For 2,500 years, cartographers who may have wished to believe the flat-earth theory have struggled with the problem of depicting the spherical Earth on a flat piece of paper. About 200 world maps, including a few based on satellite photos, have been developed in the last two centuries.
"Take an orange and draw something on it -- say, a human face," Robinson explained for the Chicago Tribune in 1989. "Now carefully remove the peel, trying to keep it in one piece, and flatten it against your kitchen table. You'll see that in making a two-dimensional object out of a round one, something has to give. Either the face gets distorted and looks all 'mushed out,' or in flattening the peel, it breaks into segments, dividing the face as well into several parts. A cartographer chooses between a series of those kind of lesser-of-two-evils alternatives."
The classic example of the resulting distortion was drawn in 1569 by Flemish cartographer Gerardus Mercator, who exaggerated the northern land masses so greatly that Greenland appeared four times its actual size, or larger than South America. Yet that revolutionary map -- which Robinson said he would have been proud to create -- became the navigator's standard and hung in school rooms and seats of power for centuries.
"I decided there ought to be another way of balancing out the various distortions without doing it mathematically," Robinson told The Times in 1990. So, he explained, he drew an elliptical design, presenting "the best portrait that I could," and worked out the math later.
Unlike his predecessors, Robinson put the emphasis on the world's most populous temperate zone, making it the most accurate part of the map. The drawing of the United States, for example, was reduced from actual dimensions by only 3%.
The National Geographic Society, which distributes about 11 million world maps a year, endorsed Robinson's elliptical version in 1988 as "more realistic" than what it had previously offered.
Robinson was gratified by the selection, but even prouder when the Pentagon chose his map for its briefing room.
"Happiest day of my life," he told the Tribune in 1989, "was when the Defense Department took down" its Mercator. "I started learning how to make maps while on an Army payroll. So getting to see mine in the Pentagon, flanked by generals, is a little like being a prophet who is finally honored by his hometown."
Born in Montreal, Canada, on Jan. 5, 1915, to American parents, Robinson earned a bachelor's degree in history at Miami University in Oxford, Ohio, but also studied art and geography.
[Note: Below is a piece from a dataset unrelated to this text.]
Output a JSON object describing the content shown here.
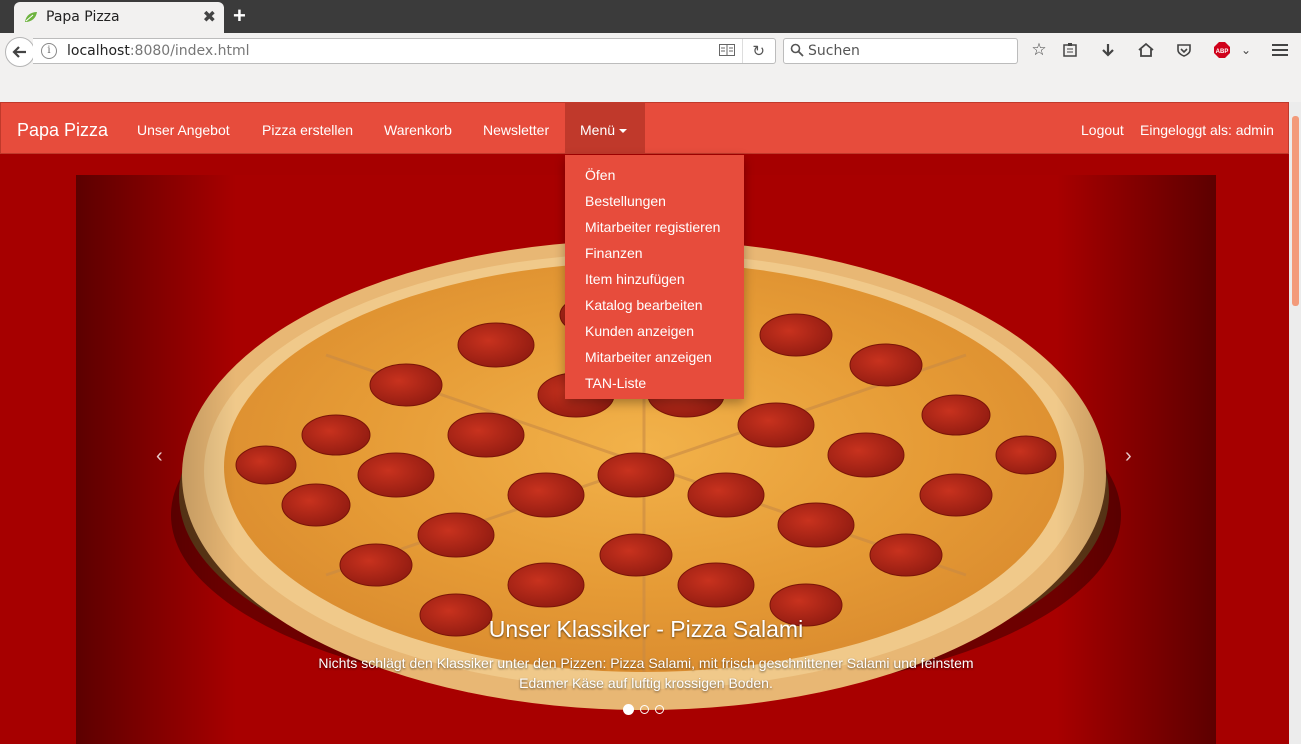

He demonstrated an aptitude for cartography and began drawing maps for faculty textbooks while earning a master's degree in geography from the University of Wisconsin at Madison and a doctorate from Ohio State.
Recruited for the Office of Strategic Services in 1941, Robinson headed its map division throughout World War II, overseeing the drawing of about 5,000 maps for the military.
At war's end, he joined the University of Wisconsin faculty, where he taught until his retirement in 1980. The school's map library is named in his honor.
Robinson wrote a number of books, including "Look of Maps" in 1952 and "Early Thematic Mapping in the History of Cartography" in 1982. His 1953 textbook "Elements of Cartography" is in its sixth edition and still widely used.
He is survived by his second wife, Martha; two children from his 50-year marriage to the late Mary Elizabeth Coffin, Stephen of Madison and Patricia A. Robinson of Sonoita, Ariz.; and two grandchildren.